November 30, 2018 GETTY IMAGES / ISTOCKPHOTO / KWANCHAICHAIUDOM
MADRID, November 30 (EUROPA PRESS) –
Dietary disorders (EDs) are present in 3-5 percent of adolescent populations or younger adults, according to medical director of Nuestra Señora de La Paz Hospitaller's San Juan de Dios clinic, Álvaro Pico,
The expert points out that, when talking about TCA, someone is trying to think of anorexia nervosa and, to a lesser extent, bulimia nervosa. "However, the most common disorder, although for which society is less concerned and excluded from diagnosis in psychiatric manuals, is obesity," he says.
Pico defines TAC as a "disorder that can affect people of both sexes (more often in women) of any age (though more likely in adolescence), which hinders the individual's relationship with eating and eating, as well as his relationship with the world in a broad psychosocial sphere appears at a psychological level, without medical problems being the original or sole reason for its development. "

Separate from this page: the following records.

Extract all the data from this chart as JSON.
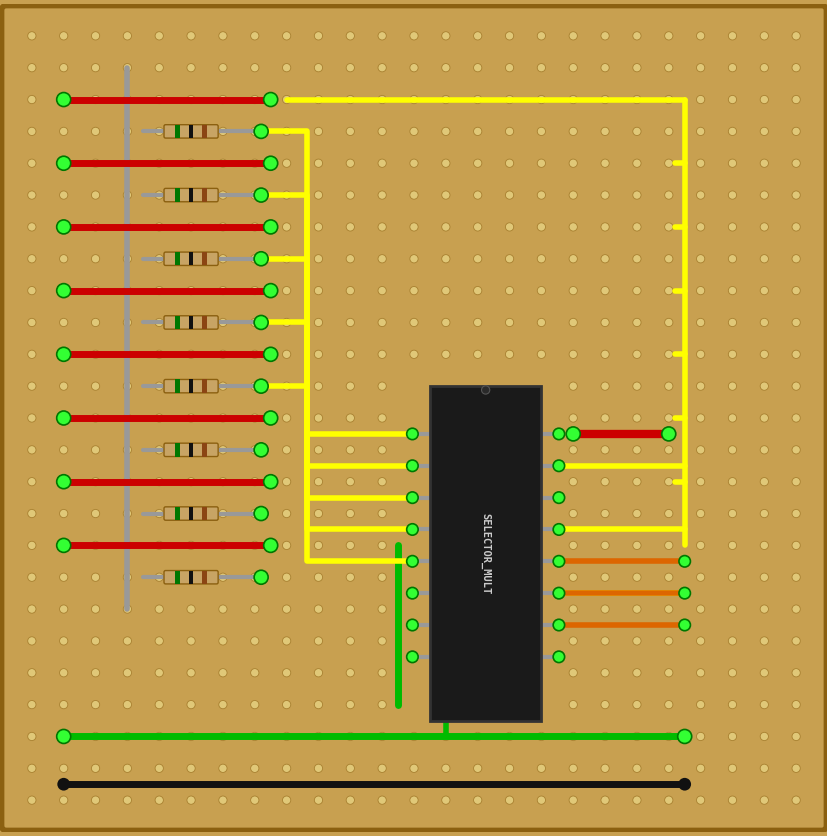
{
  "bg_color": "#C8A050",
  "board_color": "#C8A050",
  "hole_color": "#E0C878",
  "hole_outline": "#A88030",
  "board_edge": "#8B6010",
  "wire_yellow": "#ffff00",
  "wire_green": "#00bb00",
  "wire_green2": "#00dd00",
  "wire_red": "#cc0000",
  "wire_black": "#111111",
  "wire_orange": "#dd6600",
  "wire_gray": "#999999",
  "ic_color": "#1a1a1a",
  "ic_text": "SELECTOR_MULT",
  "ic_text_color": "#cccccc",
  "resistor_body_color": "#c8a464",
  "resistor_lead_color": "#aaaaaa",
  "band_green": "#007700",
  "band_black": "#111111",
  "band_brown": "#8B4513",
  "figw": 8.28,
  "figh": 8.36,
  "dpi": 100,
  "grid_cols": 26,
  "grid_rows": 26,
  "hole_r": 0.13
}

Professionally he warns that "although the problem is facing food or weight changes, it goes far beyond the food problem, it is a psychological problem and as such it should be addressed in an integral way." "Food is neither, nor has it
if this is the only focus of attention, all the problems of the psychosocial sphere will be the goals of intervention, rather than favoring and helping to adapt to food and nutrition, "he adds.
Álvaro Pico reiterates that, if the seriousness to which it can be disrupted, the possibility of intervention and recovery of these patients (only about 10-20% of the cases tend to be chronic) is considered as a complex nature of the disease and can be solved in the first contacts (not problem of weight or trying to control it), "you can intervene earlier and more efficiently."
Although affecting people of any age, the occurrence of these disorders is more common during adolescence. Historically, nine of the 10 cases were reported to be women, but a progressive increase in male sex was noted. There is no direct relationship with the social context or the special level of study.
"We can not talk about certain specific causes, but about risk factors for their occurrence, such as biological (predisposition to the relatives of those affected), psychological (other mental disorders such as affective, personality, anxiety, impulse control and personality profile (family history), family factors (history of family mental disorders, and affective, as well as alcohol and other drugs). Behavior of food, obesity and various family problems: family defect, family affection, excessive protection with high demand), or stressful life events (history of abuse, physical or sexual crises, complicated duels), "he says.